True. Plus, I'm not seriously saying the developers are always the ones at fault. However, I do run into the case a lot of times where a new project comes along and it sounds like a good fit for VMWare: low I/O and CPU requirements, just memory-hungry. But the the lead developer will flee at the first sight of a VMWare environment because they've had poor experiences with it in the past. My guess is that a lot of people have tried out virtualization on their own desktop, or used it back when the hypervisor ran on top of an OS and performance was not so good. Virtualization has come a long way; a properly-architected VM environment is really drat good.

# ¿ Apr 20, 2012 23:16

Cidrick: Jun 10, 2001; Praise the siamese

Nitr0 posted:

Employer is sending me on this fast track course and I sure as gently caress wouldn't pay that ridiculous amount for a vcp but since work is paying...
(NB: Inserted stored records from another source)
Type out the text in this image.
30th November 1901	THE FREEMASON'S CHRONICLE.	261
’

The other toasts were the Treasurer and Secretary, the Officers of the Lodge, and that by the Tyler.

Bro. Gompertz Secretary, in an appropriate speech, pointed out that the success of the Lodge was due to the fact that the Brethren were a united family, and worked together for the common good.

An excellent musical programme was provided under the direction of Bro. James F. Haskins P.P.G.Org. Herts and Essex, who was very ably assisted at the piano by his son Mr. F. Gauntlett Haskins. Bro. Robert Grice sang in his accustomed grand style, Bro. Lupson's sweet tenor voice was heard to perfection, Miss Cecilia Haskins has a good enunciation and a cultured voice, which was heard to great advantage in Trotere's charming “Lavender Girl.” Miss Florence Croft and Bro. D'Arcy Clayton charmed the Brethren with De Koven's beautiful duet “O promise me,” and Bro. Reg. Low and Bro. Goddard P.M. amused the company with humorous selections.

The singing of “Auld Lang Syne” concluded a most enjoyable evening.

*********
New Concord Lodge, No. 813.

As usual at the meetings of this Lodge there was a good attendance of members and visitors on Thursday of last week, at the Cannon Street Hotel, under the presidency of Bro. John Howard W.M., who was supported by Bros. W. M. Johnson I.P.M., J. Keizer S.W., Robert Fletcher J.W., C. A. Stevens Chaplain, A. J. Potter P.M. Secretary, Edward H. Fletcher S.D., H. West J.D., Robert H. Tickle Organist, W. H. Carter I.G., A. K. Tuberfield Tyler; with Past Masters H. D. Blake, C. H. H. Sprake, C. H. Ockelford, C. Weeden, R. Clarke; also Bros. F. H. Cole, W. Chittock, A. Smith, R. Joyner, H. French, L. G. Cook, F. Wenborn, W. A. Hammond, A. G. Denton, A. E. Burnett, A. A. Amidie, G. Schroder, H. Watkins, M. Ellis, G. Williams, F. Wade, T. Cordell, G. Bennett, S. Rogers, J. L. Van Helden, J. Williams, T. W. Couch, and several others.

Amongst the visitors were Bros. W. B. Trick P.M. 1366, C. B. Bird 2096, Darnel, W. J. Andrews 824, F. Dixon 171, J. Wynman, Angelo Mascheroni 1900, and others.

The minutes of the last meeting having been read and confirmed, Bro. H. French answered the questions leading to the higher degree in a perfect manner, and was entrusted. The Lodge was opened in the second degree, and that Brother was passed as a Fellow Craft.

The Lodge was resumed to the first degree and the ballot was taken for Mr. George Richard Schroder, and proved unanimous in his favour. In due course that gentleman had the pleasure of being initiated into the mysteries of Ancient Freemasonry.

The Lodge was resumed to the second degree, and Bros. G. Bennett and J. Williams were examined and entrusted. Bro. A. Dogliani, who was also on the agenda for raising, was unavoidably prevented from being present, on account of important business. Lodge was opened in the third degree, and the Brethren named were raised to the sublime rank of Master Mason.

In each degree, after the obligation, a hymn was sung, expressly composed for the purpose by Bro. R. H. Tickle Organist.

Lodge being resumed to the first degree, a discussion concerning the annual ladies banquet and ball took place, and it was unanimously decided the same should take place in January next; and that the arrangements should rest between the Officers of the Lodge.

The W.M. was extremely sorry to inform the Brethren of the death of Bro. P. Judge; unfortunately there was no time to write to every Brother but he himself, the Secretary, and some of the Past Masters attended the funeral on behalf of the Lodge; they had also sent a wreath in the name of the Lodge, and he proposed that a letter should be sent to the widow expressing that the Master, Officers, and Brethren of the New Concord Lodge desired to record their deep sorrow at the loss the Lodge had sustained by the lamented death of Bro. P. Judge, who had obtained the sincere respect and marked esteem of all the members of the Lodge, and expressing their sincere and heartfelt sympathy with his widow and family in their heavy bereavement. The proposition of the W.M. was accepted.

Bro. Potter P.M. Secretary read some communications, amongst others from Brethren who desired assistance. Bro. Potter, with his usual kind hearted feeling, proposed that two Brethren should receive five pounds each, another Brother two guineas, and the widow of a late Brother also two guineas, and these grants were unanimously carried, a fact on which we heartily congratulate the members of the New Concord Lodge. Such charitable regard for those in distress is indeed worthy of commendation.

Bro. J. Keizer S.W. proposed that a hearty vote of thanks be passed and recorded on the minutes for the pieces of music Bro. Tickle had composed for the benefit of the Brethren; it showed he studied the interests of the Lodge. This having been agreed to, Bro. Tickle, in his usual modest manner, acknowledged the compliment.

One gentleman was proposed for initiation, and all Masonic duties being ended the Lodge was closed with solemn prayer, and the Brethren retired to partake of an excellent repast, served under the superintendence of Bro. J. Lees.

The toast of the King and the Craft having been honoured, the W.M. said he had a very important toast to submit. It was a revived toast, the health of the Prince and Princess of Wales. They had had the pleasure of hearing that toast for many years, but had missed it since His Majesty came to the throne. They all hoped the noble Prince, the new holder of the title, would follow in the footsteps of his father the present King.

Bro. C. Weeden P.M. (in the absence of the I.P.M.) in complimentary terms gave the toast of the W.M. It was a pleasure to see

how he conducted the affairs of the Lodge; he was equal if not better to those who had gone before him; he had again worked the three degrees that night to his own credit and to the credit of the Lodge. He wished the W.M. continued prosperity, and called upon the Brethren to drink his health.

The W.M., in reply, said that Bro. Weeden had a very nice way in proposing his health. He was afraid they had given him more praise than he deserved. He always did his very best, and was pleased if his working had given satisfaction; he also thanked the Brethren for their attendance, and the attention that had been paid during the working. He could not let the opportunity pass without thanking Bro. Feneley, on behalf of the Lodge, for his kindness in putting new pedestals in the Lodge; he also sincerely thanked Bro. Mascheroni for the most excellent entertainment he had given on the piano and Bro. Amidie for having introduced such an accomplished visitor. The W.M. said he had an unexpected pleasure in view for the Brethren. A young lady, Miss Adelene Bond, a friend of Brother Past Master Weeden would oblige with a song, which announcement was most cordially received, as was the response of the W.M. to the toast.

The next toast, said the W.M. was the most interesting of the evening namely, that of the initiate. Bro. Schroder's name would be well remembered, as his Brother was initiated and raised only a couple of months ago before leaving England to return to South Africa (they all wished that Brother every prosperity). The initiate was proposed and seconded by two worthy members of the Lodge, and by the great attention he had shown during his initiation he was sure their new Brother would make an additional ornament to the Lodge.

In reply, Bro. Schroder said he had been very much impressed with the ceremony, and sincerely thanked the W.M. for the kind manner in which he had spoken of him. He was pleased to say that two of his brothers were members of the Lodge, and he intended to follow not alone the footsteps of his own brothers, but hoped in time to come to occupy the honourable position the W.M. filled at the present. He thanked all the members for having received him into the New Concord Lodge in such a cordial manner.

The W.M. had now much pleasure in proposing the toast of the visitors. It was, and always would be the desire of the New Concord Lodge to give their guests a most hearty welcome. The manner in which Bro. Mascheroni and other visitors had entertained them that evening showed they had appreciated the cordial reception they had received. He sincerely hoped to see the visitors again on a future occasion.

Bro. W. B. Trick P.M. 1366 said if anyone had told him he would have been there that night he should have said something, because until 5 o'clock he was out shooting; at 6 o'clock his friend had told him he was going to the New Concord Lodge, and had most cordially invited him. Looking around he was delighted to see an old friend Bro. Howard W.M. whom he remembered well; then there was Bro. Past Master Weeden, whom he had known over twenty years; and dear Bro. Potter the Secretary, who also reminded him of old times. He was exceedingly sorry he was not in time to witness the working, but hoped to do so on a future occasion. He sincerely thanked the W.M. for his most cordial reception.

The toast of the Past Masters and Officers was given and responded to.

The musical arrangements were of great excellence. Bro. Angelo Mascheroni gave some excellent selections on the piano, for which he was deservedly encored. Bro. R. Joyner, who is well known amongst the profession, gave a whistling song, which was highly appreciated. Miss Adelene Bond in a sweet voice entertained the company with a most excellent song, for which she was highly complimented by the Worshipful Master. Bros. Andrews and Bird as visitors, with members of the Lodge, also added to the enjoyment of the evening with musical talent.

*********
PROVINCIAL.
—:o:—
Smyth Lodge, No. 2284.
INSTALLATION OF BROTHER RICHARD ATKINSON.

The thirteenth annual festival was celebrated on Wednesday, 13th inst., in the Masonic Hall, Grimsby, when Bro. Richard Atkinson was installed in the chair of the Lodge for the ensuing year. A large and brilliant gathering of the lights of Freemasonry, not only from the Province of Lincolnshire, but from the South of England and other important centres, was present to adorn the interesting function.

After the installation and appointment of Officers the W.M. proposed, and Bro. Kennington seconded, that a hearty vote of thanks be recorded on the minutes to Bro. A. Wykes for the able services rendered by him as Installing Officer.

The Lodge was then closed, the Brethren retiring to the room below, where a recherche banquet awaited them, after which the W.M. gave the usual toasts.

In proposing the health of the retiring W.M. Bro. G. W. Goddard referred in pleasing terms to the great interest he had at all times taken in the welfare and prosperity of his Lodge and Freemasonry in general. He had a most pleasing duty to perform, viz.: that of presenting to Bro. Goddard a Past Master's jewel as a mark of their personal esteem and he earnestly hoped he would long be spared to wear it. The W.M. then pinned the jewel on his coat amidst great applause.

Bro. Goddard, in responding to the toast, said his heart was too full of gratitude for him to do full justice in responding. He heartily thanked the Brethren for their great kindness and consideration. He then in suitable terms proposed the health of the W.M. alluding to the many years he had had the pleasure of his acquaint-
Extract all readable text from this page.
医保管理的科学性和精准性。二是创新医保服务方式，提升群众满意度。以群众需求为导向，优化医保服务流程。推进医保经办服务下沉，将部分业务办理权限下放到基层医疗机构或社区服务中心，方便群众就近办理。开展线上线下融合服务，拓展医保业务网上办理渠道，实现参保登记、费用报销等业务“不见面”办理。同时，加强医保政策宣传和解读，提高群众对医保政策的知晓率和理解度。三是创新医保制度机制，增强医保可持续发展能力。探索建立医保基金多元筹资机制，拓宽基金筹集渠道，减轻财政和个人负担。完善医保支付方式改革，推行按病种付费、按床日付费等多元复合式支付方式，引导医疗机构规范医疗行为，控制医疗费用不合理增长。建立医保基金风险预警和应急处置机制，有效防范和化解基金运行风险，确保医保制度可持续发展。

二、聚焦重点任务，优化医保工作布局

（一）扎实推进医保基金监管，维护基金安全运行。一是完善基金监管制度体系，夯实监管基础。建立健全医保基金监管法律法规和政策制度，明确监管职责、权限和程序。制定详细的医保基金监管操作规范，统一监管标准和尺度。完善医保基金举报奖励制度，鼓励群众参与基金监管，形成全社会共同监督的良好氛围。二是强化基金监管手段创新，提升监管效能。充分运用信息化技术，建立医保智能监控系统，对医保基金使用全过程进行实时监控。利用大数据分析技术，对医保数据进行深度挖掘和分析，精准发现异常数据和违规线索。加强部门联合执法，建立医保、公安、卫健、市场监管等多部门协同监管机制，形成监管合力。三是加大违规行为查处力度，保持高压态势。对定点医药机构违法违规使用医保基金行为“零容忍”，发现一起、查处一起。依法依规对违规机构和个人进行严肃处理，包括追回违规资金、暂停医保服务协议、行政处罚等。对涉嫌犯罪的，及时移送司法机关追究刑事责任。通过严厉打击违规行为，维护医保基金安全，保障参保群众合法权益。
5 day week drinking in the sunshine downtown.

I'm sitting in this exact class RIGHT loving NOW :hf:

My work is paying for it, of course.

# ¿ May 2, 2012 22:05

Cidrick: Jun 10, 2001; Praise the siamese

It's not a blade by chance, is it? You can reset it via the chassis if so.

If you're on a DL-series then I have no idea

# ¿ May 10, 2012 17:05

Cidrick: Jun 10, 2001; Praise the siamese

Good thing you're running vmware so you can just vmotion all the guests off to another vhost and put it into maintenance mode so you can reboot the machine and hit F8 during POST to reset it.

Right? :v:

# ¿ May 10, 2012 17:19

Cidrick: Jun 10, 2001; Praise the siamese

Moey posted:

If you are in the Chicagoland area, the vendor we recently started working with has been awesome (they do licensing as well as contracting work).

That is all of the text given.